Die Erreichbarkeit für den Job nimmt ständig zu. Personal
Trainerin Marlise Rüegger sagt im Interview, wie Arbeitnehmer dennoch unnötigen
Stress vermeiden und was beim Abschalten hilft.
Eine repräsentative Studie von Swisscom und 20 MinutenOnline zeigt, dass immer mehr Arbeitnehmer auch in der Freizeit für den Job
arbeiten. Wo die Gefahren dabei liegen und was man tun kann, damit man durch
die hohe Erreichbarkeit nicht verschlissen wird, verrät die Personal Trainerin
Marlise Rüegger im Interview.
Wird die Zahl von Burnout-Opfern bald noch massiv ansteigen?
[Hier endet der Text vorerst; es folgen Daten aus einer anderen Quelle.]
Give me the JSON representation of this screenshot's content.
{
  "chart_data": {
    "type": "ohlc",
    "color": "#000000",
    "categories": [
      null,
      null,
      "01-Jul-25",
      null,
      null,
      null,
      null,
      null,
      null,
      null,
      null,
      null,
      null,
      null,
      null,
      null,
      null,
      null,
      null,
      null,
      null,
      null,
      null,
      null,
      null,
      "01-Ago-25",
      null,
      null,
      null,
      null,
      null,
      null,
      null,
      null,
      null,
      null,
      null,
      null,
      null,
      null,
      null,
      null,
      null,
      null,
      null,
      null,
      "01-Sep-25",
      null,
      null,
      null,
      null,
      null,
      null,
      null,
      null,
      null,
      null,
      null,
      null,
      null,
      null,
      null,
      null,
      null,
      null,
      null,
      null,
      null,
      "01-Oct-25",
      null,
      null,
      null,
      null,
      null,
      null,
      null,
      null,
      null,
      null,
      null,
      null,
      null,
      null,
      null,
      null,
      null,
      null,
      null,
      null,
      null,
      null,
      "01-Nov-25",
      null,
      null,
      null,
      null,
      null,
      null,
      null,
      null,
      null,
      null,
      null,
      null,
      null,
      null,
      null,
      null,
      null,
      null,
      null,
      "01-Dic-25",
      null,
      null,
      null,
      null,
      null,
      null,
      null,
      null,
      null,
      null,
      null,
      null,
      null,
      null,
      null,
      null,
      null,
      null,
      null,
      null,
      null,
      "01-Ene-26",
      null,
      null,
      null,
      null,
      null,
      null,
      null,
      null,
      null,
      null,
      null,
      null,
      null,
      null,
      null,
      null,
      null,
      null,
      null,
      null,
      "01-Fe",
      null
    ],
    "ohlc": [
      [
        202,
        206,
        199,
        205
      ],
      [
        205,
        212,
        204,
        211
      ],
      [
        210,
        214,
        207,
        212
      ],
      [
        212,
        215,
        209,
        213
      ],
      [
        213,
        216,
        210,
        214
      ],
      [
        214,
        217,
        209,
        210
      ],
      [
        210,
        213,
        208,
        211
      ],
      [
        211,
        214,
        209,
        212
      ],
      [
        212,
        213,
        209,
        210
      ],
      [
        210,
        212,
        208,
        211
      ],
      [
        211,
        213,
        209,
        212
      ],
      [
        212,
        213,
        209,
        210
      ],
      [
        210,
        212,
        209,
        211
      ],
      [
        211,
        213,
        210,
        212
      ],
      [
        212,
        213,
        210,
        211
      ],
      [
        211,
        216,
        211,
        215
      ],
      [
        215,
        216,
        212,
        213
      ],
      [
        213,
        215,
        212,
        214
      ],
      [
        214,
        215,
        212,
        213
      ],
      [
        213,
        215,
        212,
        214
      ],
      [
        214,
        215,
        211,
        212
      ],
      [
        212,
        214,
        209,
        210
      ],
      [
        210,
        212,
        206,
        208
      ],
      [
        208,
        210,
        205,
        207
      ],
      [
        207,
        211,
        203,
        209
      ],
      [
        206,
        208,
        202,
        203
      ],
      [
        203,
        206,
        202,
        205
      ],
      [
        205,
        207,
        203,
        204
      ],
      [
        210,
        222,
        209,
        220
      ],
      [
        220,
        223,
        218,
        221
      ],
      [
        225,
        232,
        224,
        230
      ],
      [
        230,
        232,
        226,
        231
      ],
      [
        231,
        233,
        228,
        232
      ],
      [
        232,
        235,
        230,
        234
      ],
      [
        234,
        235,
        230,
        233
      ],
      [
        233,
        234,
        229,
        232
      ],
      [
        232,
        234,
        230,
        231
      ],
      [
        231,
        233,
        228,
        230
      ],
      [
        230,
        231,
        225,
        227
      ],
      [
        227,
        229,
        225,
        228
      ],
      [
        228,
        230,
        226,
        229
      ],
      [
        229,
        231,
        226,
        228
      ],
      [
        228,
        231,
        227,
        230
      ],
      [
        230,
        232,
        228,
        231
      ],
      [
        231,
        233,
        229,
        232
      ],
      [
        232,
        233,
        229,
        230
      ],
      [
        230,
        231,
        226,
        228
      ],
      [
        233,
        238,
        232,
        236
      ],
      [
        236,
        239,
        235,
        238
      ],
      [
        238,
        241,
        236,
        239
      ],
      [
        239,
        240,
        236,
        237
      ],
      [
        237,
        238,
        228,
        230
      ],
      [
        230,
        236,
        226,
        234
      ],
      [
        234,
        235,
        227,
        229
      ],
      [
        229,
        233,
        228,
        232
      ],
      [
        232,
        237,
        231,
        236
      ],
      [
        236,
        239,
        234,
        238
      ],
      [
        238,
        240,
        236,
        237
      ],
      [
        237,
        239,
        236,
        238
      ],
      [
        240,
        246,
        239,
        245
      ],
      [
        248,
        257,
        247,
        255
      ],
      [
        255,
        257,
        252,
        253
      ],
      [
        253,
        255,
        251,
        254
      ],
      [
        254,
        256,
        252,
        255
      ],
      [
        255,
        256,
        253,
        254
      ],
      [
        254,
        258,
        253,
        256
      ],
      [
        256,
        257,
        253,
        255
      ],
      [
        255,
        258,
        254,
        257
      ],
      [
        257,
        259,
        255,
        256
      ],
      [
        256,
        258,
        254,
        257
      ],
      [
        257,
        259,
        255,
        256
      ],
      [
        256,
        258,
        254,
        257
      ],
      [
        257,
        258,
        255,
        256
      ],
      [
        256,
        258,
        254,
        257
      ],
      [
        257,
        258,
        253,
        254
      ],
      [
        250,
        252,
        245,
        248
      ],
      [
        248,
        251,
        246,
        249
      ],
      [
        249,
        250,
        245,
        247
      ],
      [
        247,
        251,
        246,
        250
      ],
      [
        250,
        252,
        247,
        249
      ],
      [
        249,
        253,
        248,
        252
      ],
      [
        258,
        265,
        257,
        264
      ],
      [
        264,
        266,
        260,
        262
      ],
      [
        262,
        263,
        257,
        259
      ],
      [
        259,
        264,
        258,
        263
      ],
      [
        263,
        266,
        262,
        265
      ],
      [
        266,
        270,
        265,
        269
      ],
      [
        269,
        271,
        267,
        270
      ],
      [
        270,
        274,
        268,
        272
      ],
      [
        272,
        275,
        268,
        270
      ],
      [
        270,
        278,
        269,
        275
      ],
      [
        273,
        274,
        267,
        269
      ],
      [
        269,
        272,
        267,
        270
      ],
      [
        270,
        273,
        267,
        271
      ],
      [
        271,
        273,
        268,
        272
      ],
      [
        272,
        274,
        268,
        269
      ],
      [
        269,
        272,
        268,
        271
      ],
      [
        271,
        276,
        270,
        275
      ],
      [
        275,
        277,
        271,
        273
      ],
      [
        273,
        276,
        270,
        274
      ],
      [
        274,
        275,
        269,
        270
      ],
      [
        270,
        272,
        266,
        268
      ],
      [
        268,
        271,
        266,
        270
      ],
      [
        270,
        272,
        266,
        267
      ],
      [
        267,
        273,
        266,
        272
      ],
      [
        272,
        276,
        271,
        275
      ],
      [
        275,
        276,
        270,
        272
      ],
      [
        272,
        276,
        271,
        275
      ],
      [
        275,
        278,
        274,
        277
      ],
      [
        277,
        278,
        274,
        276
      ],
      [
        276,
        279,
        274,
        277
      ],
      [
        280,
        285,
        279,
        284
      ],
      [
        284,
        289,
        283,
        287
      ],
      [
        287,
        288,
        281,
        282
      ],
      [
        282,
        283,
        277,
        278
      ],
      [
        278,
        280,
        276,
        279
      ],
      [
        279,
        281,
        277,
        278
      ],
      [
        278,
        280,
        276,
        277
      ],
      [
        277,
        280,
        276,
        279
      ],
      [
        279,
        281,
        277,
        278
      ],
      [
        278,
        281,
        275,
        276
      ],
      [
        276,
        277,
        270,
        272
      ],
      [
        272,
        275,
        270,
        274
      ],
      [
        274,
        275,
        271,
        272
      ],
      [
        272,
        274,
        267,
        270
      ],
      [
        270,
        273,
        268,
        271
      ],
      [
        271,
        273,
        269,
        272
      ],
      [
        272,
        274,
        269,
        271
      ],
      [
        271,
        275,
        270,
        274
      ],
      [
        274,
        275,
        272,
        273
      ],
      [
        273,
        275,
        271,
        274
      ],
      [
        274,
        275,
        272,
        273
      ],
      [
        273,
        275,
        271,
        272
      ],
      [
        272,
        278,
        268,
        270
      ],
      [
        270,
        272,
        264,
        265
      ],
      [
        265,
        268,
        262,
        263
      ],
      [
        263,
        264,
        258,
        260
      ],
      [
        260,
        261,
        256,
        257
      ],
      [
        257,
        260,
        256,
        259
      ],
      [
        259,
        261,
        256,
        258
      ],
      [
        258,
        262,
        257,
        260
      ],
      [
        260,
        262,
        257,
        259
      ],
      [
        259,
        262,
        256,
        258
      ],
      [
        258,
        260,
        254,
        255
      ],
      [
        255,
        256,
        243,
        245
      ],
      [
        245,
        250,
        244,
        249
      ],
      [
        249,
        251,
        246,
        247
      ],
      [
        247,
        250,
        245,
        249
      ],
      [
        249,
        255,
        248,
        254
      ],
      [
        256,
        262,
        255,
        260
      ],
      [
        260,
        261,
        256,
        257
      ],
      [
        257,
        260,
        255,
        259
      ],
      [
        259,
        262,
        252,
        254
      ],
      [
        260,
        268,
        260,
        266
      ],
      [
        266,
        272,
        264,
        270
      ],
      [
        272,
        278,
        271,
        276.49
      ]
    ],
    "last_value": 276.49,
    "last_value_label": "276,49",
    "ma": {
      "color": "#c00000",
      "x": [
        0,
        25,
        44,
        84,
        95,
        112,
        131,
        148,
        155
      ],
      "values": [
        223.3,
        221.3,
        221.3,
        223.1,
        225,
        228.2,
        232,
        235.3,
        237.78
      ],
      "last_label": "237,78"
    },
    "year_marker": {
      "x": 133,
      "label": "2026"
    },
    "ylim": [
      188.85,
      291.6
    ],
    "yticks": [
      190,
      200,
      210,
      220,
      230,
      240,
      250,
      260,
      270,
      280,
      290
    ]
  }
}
Marlies Rüegger: Defintiv. Es wird einen deutlichen Trend nach oben geben. Wenn der Mensch seinen Tag nicht selber wirklich streng strukturiert und Arbeit und Freizeit trennt, dann läuft er zwangsläufig Gefahr, in Erschöpfungszustände zu verfallen. Wer diese ersten Zeichen der Erschöpfung übergeht, wandert zielgerade Richtung Burnout.Merkwürdigerweise sagen aber 83 Prozent der Befragten, dass ihre psychische Gesundheit absolut gut sei. Ist das ein Trugschluss?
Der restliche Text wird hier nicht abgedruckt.